Sadness begs to be understood, to be looked at. Sadness becomes easier to bear when you diagnose it, picking it apart. But Lorde’s brand of blissful sunshine loses all its mystical radiance when we try to identify where it comes from. To me, Lorde’s message on this album comes down to this: when the sun comes out, don’t look for the clouds. It’s a fair take, and I want to believe it and throw my phone into the ocean right alongside her.

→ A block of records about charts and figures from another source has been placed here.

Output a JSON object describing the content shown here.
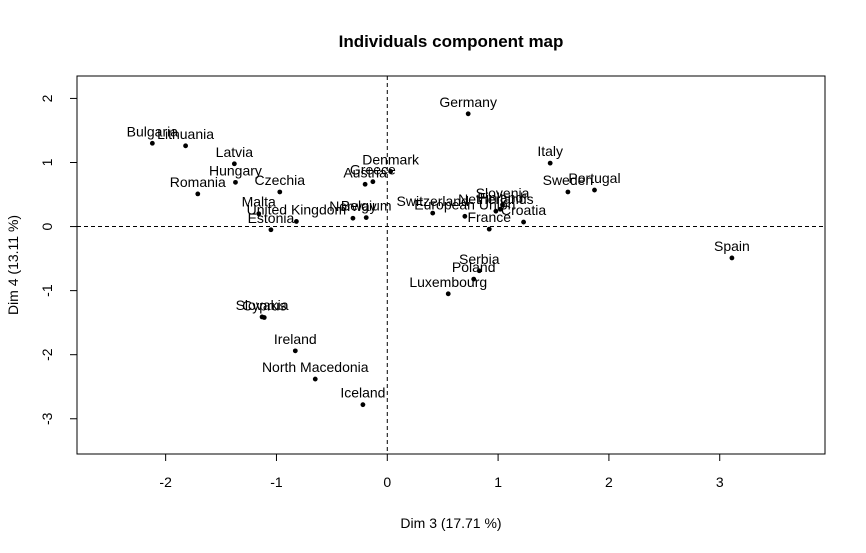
{
  "chart_data": {
    "type": "scatter",
    "title": "Individuals component map",
    "xlabel": "Dim 3 (17.71 %)",
    "ylabel": "Dim 4 (13.11 %)",
    "xlim": [
      -2.8,
      3.95
    ],
    "ylim": [
      -3.55,
      2.35
    ],
    "xticks": [
      -2,
      -1,
      0,
      1,
      2,
      3
    ],
    "yticks": [
      -3,
      -2,
      -1,
      0,
      1,
      2
    ],
    "reference_lines": {
      "x": 0,
      "y": 0,
      "style": "dashed"
    },
    "grid": false,
    "legend": "none",
    "point_color": "#000000",
    "points": [
      {
        "label": "Bulgaria",
        "x": -2.12,
        "y": 1.3
      },
      {
        "label": "Lithuania",
        "x": -1.82,
        "y": 1.26
      },
      {
        "label": "Latvia",
        "x": -1.38,
        "y": 0.98
      },
      {
        "label": "Hungary",
        "x": -1.37,
        "y": 0.69
      },
      {
        "label": "Romania",
        "x": -1.71,
        "y": 0.51
      },
      {
        "label": "Czechia",
        "x": -0.97,
        "y": 0.54
      },
      {
        "label": "Malta",
        "x": -1.16,
        "y": 0.2
      },
      {
        "label": "United Kingdom",
        "x": -0.82,
        "y": 0.08
      },
      {
        "label": "Estonia",
        "x": -1.05,
        "y": -0.05
      },
      {
        "label": "Norway",
        "x": -0.31,
        "y": 0.13
      },
      {
        "label": "Belgium",
        "x": -0.19,
        "y": 0.14
      },
      {
        "label": "Denmark",
        "x": 0.03,
        "y": 0.86
      },
      {
        "label": "Greece",
        "x": -0.13,
        "y": 0.7
      },
      {
        "label": "Austria",
        "x": -0.2,
        "y": 0.66
      },
      {
        "label": "Germany",
        "x": 0.73,
        "y": 1.76
      },
      {
        "label": "Switzerland",
        "x": 0.41,
        "y": 0.21
      },
      {
        "label": "European Union",
        "x": 0.7,
        "y": 0.16
      },
      {
        "label": "Netherlands",
        "x": 0.98,
        "y": 0.24
      },
      {
        "label": "Finland",
        "x": 1.02,
        "y": 0.27
      },
      {
        "label": "Slovenia",
        "x": 1.04,
        "y": 0.34
      },
      {
        "label": "France",
        "x": 0.92,
        "y": -0.04
      },
      {
        "label": "Croatia",
        "x": 1.23,
        "y": 0.07
      },
      {
        "label": "Italy",
        "x": 1.47,
        "y": 0.99
      },
      {
        "label": "Sweden",
        "x": 1.63,
        "y": 0.54
      },
      {
        "label": "Portugal",
        "x": 1.87,
        "y": 0.57
      },
      {
        "label": "Spain",
        "x": 3.11,
        "y": -0.49
      },
      {
        "label": "Serbia",
        "x": 0.83,
        "y": -0.69
      },
      {
        "label": "Poland",
        "x": 0.78,
        "y": -0.82
      },
      {
        "label": "Luxembourg",
        "x": 0.55,
        "y": -1.05
      },
      {
        "label": "Cyprus",
        "x": -1.11,
        "y": -1.42
      },
      {
        "label": "Slovakia",
        "x": -1.13,
        "y": -1.41
      },
      {
        "label": "Ireland",
        "x": -0.83,
        "y": -1.94
      },
      {
        "label": "North Macedonia",
        "x": -0.65,
        "y": -2.38
      },
      {
        "label": "Iceland",
        "x": -0.22,
        "y": -2.78
      }
    ]
  }
}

But as the last chords on ‘Solar Power’ fade away, I’m left with questions. Does happiness always have to be dumbed down? Does interrogating one’s own joy always threaten it? Should I play hookie and go to the beach today? Instead of providing answers to these questions, Lorde begs them.
‘Oh-oh, can you hear the sound? It’s shimmerin’ higher” Lorde sings in the final moments of the album’s closing track “Oceanic Feeling”, reveling in her excitement for the future. Even on the moments I find dull on this album, I can tell Lorde had a hell of a time writing them, and I can tell she’s having a hell of a time basking in this sunshine she’s found for herself. And you know what, I’m happy for her. Regardless of what criticism I hurl at her, Lorde will be splashing around in the ocean and prancing in the sand. And what more can I want for an artist who I’ve grown with over the years? Sure, ‘Solar Power’ might be a bit boring at some points, but the happiest people are the ones who can escape the melodrama and step into the placid, peaceful sunshine.